In Illinois, child support is always modifiable. There is no agreement that you can enter into waiving your right to receive child support.
Some of the fundamentals of child support are: (1) Increase in support, (2) Reduction of support, and (3) Reductions cannot be retroactive.
Modification of Support (Increase)
A custodial parent may seek an increase in child support, but only when there has been a “substantial change in circumstances” that justifies the increase. Often times, the fact that your child has aged would be enough to demonstrate a “substantial change in circumstance” because the child’s needs have likely increased. Child support is always modifiable. It may not be non-modifiable – even if the parents agree to that term. The law spells out specific thresholds that must be satisfied before the request may even be considered by the court.
Modification of Support (Reduction):
A non-custodial parent may be able to reduce his or her child support payments based on a “substantial change in circumstances;” that is, when new circumstances justify it. Generally speaking, the court will permit a reduction where the change in circumstances is beyond the control of the parent paying support. For example, if you pay support and you get laid off from your job, the court will probably grant a reduction in your support payments. If, however, you voluntarily reduce your income, quit your job, or do something intending to get yourself fired, you probably won’t get much sympathy from the court – meaning no reduction.

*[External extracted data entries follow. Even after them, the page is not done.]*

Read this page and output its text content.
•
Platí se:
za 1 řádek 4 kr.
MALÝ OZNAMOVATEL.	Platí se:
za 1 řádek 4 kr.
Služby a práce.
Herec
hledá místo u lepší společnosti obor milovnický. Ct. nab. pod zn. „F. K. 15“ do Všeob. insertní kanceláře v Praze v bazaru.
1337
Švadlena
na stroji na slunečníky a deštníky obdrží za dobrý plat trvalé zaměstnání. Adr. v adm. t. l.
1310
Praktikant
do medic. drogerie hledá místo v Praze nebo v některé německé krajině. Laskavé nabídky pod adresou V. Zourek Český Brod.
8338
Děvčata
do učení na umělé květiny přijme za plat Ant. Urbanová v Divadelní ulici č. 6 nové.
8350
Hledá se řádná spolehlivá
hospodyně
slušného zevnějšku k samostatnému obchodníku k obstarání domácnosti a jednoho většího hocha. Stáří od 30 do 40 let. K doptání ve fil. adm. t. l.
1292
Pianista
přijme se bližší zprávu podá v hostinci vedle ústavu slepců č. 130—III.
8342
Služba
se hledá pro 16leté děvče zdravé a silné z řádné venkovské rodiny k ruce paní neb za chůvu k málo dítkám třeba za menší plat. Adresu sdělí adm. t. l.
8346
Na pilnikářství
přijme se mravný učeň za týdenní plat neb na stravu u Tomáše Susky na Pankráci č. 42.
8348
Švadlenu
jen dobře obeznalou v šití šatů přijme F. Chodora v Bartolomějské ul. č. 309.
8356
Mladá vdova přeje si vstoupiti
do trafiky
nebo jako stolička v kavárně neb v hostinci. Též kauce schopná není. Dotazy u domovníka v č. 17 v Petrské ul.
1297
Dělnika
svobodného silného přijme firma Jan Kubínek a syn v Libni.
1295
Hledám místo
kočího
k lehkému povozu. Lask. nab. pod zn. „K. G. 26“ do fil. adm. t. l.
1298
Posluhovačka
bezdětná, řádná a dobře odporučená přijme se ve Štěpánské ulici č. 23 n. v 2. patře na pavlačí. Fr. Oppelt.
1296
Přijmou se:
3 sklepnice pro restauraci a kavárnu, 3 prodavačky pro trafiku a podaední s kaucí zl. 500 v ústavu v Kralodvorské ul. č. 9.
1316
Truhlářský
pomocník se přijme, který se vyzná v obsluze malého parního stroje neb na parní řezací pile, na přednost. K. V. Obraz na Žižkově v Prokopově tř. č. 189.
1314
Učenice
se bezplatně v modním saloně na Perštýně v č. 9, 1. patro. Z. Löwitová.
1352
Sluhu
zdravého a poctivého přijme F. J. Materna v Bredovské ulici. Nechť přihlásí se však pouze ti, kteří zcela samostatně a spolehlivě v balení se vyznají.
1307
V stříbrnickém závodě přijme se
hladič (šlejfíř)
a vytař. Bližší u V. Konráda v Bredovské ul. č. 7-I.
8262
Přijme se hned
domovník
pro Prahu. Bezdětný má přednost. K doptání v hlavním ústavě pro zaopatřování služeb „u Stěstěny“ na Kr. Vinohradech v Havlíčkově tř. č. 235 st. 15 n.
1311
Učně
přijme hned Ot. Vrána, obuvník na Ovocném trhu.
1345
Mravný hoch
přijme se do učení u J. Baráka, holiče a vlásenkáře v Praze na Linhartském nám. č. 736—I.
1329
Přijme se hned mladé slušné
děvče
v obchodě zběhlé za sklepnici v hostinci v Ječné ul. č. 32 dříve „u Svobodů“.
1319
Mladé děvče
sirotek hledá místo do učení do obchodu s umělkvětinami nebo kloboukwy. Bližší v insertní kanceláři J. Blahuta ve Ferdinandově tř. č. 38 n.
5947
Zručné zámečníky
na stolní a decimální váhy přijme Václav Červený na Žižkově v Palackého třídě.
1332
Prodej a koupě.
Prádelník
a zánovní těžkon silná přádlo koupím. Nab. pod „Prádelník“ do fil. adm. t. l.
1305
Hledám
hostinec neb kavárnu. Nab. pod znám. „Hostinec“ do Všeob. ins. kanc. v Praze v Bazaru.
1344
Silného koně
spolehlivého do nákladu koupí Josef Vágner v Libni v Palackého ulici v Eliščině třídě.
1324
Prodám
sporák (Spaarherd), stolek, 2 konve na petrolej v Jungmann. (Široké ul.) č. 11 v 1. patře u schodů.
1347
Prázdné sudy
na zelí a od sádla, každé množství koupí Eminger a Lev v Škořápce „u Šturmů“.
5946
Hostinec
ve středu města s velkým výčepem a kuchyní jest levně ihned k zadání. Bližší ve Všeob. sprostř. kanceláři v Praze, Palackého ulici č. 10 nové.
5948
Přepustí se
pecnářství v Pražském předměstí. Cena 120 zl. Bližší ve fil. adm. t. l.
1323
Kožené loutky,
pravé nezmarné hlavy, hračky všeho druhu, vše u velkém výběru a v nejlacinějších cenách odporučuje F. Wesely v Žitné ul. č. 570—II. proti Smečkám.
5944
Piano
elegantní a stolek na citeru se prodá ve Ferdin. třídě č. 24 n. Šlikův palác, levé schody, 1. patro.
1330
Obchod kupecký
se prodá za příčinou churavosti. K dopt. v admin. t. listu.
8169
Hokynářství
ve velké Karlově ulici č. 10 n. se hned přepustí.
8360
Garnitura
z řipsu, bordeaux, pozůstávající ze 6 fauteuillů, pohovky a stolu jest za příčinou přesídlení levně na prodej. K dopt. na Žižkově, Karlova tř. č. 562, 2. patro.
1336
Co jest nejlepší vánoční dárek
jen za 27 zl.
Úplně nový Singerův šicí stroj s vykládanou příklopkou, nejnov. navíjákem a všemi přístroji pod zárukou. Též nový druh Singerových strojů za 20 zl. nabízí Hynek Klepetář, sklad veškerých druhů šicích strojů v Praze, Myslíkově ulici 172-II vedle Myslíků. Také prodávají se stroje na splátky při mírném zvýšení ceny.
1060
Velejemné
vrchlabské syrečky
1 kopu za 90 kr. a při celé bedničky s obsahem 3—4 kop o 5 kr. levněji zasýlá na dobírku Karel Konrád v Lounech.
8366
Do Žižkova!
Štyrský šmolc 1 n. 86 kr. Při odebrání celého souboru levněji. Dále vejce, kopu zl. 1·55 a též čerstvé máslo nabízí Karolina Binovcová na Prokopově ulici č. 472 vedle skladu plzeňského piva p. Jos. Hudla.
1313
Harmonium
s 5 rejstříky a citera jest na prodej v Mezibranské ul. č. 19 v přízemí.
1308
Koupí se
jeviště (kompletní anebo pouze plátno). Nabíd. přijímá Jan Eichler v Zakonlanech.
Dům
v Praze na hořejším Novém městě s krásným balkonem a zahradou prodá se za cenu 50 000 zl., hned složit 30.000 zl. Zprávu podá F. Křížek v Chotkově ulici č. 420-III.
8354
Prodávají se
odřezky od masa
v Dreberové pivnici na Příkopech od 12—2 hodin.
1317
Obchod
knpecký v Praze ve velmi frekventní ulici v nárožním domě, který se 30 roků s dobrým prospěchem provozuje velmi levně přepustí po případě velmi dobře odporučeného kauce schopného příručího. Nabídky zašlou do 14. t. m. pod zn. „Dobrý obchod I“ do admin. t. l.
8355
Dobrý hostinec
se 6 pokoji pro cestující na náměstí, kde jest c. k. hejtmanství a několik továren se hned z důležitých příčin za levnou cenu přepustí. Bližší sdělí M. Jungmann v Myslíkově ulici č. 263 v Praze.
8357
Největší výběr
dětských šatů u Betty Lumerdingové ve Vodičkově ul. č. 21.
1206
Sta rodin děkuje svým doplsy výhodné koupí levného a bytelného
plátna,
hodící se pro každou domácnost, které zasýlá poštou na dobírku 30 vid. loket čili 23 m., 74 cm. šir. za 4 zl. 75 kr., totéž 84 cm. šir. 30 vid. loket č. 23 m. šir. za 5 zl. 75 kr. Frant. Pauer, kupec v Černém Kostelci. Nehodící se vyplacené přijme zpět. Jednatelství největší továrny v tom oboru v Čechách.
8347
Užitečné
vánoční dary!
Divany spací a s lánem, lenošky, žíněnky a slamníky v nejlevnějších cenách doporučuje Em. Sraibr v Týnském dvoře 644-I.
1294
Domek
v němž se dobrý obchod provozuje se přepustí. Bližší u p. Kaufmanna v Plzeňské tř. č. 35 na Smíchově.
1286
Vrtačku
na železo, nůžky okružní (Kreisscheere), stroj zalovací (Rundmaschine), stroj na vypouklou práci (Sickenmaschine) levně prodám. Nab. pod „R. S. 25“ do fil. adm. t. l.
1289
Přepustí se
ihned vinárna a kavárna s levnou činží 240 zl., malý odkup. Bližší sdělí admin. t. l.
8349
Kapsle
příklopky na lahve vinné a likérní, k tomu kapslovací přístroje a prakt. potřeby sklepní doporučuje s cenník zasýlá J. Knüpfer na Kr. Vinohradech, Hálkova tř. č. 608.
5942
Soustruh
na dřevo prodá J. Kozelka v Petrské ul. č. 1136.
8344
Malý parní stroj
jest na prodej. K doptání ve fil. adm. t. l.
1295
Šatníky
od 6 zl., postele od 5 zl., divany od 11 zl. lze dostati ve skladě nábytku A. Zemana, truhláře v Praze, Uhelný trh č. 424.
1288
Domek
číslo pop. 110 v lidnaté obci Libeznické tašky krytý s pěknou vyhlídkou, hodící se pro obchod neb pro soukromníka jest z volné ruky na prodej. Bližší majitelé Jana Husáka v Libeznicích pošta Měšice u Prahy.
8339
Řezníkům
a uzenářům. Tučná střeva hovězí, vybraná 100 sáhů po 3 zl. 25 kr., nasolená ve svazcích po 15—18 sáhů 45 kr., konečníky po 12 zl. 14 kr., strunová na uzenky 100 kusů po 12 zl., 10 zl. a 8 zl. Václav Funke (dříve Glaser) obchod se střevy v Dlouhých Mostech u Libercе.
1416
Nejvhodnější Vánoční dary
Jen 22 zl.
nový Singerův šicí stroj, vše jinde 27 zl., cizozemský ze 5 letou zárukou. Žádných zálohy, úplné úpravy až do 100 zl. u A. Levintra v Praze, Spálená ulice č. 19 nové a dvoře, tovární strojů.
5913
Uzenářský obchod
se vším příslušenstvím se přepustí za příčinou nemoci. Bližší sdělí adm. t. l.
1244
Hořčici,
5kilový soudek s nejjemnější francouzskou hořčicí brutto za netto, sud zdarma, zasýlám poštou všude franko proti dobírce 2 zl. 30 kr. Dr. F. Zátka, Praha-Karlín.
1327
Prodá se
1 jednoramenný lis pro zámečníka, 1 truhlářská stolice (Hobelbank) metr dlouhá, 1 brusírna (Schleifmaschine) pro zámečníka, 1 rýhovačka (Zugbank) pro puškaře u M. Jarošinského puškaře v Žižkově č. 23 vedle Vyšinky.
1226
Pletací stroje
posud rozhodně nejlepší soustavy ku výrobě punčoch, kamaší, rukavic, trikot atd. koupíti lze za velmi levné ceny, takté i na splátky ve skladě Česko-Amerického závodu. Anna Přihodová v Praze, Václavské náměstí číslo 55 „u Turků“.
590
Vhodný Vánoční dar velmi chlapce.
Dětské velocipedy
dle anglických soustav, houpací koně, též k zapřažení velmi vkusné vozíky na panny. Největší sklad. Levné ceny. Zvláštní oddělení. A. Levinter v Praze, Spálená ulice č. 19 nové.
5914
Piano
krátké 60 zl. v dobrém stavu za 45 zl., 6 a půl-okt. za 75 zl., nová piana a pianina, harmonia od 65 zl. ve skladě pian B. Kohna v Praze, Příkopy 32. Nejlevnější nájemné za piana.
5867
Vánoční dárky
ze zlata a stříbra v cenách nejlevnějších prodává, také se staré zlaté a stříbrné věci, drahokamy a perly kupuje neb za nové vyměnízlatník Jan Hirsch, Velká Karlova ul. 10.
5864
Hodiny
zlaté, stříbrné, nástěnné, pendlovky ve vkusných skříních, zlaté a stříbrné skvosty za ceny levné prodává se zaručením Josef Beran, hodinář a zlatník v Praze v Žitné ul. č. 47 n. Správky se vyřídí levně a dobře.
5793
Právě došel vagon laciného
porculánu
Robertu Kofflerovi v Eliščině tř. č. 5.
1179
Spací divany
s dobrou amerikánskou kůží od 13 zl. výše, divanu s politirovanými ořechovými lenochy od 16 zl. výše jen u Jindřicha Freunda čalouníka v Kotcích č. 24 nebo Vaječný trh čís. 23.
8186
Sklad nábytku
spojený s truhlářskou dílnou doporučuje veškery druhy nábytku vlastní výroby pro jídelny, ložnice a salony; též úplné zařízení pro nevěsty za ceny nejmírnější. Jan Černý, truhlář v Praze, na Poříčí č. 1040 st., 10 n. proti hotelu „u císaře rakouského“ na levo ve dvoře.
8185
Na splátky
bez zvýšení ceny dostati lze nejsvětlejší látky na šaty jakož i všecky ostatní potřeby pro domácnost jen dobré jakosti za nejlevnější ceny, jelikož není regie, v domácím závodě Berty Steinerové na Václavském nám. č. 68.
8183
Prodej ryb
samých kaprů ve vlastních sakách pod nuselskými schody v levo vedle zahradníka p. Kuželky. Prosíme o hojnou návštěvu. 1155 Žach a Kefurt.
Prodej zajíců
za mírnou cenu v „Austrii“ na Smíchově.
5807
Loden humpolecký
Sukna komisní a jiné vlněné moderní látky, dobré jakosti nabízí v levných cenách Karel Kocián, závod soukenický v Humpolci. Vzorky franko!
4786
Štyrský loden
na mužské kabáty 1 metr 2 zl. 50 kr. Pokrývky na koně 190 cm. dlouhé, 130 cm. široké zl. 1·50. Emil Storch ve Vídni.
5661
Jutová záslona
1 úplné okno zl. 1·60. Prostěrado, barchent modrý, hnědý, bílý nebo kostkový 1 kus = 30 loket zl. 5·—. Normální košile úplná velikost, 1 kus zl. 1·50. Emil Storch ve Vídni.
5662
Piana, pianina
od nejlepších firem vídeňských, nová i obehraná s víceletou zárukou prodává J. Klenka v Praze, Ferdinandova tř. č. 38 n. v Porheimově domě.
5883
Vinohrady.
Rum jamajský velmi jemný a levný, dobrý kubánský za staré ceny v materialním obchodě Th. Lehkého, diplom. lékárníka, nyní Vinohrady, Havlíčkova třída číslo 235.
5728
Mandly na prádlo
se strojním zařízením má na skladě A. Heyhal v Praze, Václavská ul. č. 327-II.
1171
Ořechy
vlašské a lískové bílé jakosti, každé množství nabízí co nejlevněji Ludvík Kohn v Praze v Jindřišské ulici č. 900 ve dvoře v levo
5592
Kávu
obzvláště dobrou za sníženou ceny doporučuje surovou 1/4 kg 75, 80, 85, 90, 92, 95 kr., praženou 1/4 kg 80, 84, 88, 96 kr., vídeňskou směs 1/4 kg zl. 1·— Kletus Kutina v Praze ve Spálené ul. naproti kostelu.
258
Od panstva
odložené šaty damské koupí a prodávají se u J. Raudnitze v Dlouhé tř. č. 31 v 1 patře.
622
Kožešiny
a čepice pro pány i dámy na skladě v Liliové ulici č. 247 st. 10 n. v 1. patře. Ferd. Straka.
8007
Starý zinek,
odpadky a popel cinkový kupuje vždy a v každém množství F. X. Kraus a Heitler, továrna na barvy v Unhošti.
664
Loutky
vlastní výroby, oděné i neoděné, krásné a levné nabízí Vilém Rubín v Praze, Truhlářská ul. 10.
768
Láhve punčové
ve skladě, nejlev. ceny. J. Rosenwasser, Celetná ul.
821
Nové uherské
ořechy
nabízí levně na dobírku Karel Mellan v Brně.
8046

Reductions Cannot Be Retroactive:
Court orders modifying child support can effect only future payments – they cannot go back in time and retroactively reduce (or increase) support orders. Even if your support order is wrong – like if the math was done improperly – there are only a few things that can be done about it retroactively. Nunc pro tunc orders (court orders that have retroactive effect) cannot be used to correct errors. If you think your child support order should be changed – whether you’re seeking an increase or a reduction – the sooner you act the sooner the modification can go into effect. Every day that goes by until you start the process in court is a day that the court cannot later change – you’re just throwing money away.